I’ve thought a lot about Cassie during the past seven days, wondering why we even bothered to take her in because she gave us so little in return during the nearly ten years we had her. But every pet serves a purpose–teaches us a lesson, and in Cassie’s case, it was the lesson of unconditional love. Maybe that’s what this was really all about–to teach us how to respect and love someone even when they can’t give back. I’m betting someone reading this has a story to tell about a pet who brought out the best in you. I’d love to hear it.

Blessings on All of You,


One thought on “Pets: Bringing out the Best in Us…

  1. What a beautiful expression of unconditional love that not only benefited Cassie, but taught your extended family (i.e., grandkids) a valuable life lesson of selfless giving and no-questions-asked acceptance.

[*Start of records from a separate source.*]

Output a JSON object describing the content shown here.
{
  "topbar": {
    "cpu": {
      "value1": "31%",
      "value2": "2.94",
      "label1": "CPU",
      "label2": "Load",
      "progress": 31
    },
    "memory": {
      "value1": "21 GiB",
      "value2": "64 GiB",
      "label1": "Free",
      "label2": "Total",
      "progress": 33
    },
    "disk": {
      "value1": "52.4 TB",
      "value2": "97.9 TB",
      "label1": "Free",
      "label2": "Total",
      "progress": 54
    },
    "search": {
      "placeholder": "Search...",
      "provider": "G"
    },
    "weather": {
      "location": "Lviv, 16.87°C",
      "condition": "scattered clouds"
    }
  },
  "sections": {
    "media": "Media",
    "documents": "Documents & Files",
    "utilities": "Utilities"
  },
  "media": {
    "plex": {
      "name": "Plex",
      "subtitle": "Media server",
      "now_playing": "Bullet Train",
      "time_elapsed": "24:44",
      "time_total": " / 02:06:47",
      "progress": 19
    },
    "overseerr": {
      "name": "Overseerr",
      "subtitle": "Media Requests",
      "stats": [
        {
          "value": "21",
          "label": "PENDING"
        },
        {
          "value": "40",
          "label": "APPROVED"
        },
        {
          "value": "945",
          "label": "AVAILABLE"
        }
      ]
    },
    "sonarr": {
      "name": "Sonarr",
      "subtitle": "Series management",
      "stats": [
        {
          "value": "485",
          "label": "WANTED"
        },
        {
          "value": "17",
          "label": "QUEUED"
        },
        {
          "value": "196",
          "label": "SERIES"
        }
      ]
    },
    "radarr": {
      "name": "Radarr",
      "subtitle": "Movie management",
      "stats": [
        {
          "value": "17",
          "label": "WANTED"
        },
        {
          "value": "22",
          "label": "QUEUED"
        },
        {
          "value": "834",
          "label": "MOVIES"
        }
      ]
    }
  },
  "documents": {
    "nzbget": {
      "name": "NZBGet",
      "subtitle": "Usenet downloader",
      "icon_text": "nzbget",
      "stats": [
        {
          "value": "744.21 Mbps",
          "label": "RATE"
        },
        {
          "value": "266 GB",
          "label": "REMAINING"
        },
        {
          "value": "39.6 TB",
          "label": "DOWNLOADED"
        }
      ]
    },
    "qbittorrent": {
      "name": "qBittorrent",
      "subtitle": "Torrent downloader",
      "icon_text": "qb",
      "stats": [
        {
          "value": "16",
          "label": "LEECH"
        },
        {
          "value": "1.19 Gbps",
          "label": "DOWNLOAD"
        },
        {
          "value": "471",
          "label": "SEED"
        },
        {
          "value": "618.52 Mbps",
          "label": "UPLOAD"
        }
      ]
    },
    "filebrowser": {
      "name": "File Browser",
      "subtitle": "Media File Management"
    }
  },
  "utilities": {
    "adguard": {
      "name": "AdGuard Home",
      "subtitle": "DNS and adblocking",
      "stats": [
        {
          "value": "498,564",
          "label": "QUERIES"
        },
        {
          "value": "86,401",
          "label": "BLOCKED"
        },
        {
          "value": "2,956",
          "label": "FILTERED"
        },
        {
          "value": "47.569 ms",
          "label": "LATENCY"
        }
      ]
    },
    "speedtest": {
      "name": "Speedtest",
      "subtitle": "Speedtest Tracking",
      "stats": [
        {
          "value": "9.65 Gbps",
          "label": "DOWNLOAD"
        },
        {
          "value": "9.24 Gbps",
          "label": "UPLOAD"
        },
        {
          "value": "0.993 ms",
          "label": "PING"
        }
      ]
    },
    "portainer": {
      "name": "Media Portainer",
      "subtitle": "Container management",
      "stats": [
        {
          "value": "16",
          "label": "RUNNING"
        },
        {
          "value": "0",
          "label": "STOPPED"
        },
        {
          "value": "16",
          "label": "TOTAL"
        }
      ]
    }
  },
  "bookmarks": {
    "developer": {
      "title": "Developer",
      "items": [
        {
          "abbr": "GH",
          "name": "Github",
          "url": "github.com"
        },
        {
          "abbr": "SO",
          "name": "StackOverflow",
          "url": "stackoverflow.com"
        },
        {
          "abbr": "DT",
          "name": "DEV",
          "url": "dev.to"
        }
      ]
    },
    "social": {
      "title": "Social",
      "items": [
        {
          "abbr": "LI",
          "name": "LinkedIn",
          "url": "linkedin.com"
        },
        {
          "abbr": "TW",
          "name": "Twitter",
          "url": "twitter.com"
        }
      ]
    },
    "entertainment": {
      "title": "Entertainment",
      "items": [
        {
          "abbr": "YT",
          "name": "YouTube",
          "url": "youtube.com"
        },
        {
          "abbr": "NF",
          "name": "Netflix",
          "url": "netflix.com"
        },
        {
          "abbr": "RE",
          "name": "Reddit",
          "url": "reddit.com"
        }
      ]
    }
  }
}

    Our pets are family and we do what we must throughout and at the end of life, even when it isn’t easy or convenient. My Tinker, a rescued striped tabby, was my “bud.” We played fetch with her little plastic bottle tops and she lived a long life. But at age 17 she developed kidney issues and we gave her subcutaneous fluids to help make her more comfortable until it was obvious it was time to help her cross the rainbow bridge. Now, we’re going through IV fluids with another elderly kitty, Miss Lucy. You just do what you have to do and you do it out of love and respect.